Somut olayda, davacı defterlerini ibraz etmiş, defterlerin gerekli açılış kapanış onaylarını içerdiği, usulüne uygun tutulduğu, defterdeki kayıtların çelişkili olmadığı, davalının da tebligat yapılmasına rağmen kendi defter ve kayıtlarını ibraz etmediği, bu durumda (her ne kadar davacı tarafından davalıya verilen hizmetin yerine getirildiğini, teslim edildiği gösteren bir imza yok ise de) HMK.nun 222/3 maddesi uyarınca davacının kendi defterleri ile iddiasını ispatlamış kabul edilmesi gerektiği anlaşılmıştır.
Açıklanan sebeplerle davanın kabulüne karar verilmiştir. Faturaya dayalı alacağın likit olması sebebiyle icra inkar tazminatına da hükmedilmiştir.

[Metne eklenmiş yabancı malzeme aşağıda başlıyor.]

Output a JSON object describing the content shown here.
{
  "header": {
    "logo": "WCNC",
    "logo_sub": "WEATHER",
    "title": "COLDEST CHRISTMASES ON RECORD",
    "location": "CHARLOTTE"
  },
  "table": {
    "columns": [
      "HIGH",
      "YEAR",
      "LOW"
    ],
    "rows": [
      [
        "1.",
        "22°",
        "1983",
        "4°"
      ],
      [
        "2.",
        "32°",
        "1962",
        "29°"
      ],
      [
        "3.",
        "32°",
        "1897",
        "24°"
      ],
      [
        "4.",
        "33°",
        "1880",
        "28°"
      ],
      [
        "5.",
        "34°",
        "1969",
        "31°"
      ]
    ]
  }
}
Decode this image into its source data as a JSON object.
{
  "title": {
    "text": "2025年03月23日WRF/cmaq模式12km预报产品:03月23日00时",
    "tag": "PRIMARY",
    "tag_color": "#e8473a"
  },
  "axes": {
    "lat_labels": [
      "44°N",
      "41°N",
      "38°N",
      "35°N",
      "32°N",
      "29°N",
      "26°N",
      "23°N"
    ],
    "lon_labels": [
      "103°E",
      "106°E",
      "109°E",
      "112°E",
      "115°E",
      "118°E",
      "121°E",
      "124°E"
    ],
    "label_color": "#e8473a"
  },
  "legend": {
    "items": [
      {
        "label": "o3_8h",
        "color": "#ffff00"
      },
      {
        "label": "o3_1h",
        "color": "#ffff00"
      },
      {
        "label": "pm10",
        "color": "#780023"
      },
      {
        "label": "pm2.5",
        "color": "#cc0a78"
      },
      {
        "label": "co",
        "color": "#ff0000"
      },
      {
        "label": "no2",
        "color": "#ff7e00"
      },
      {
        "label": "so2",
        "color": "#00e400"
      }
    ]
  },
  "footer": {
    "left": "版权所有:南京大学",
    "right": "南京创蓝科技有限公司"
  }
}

HÜKÜM:Yukarıda açıklandığı üzere;
Davanın KABULÜNE;
1—- esas sayılı takip dosyasında, takibin aynen devamına;
2-Takip tarihinden tahsil tarihine kadar 3095 sayılı yasanın 2/2 maddesi uyarınca değişen oranlarda avans faizi uygulanmasına;
3-Asıl alacağın %20’si oranında icra inkar tazminatının davalıdan alınarak davacıya verilmesine;
4- Alınması gerekli 533,36-TL harçtan davacı tarafından peşin olarak yatırılan 94,30-TL peşin harcın mahsubu ile bakiye 474,06-TL’nin davalıdan tahsili ile hazineye irad kaydına,
5- Davacı tarafından dava açılırken yatırılan 59,30-TL. başvurma harcı, 94,30-TL peşin harcın toplamı olan 153,6-TL’nin davalıdan alınarak davacıya verilmesine,
6-Davacı tarafından sarfedilen toplam 944,00-TL yargılama giderinin davalıdan alınarak davacıya verilmesine,
7- Davalı tarafından yapılan yargılama giderinin kendi üzerinde bırakılmasına,
8- Kullanılmayan gider avansının karar kesinleştikten sonra talep halinde yatırana iadesine,
9- —için takdir olunan — ücretinin davalıdan alınarak davacıya verilmesine,
Gerekçeli kararın taraf vekillerine tebliğinden itibaren 2 haftalık süre içinde İstinaf Kanun yolu açık olmak üzere davacı vekilinin yüzüne karşı davalının yokluğunda verilen karar açıkça okundu, usulen anlatıldı.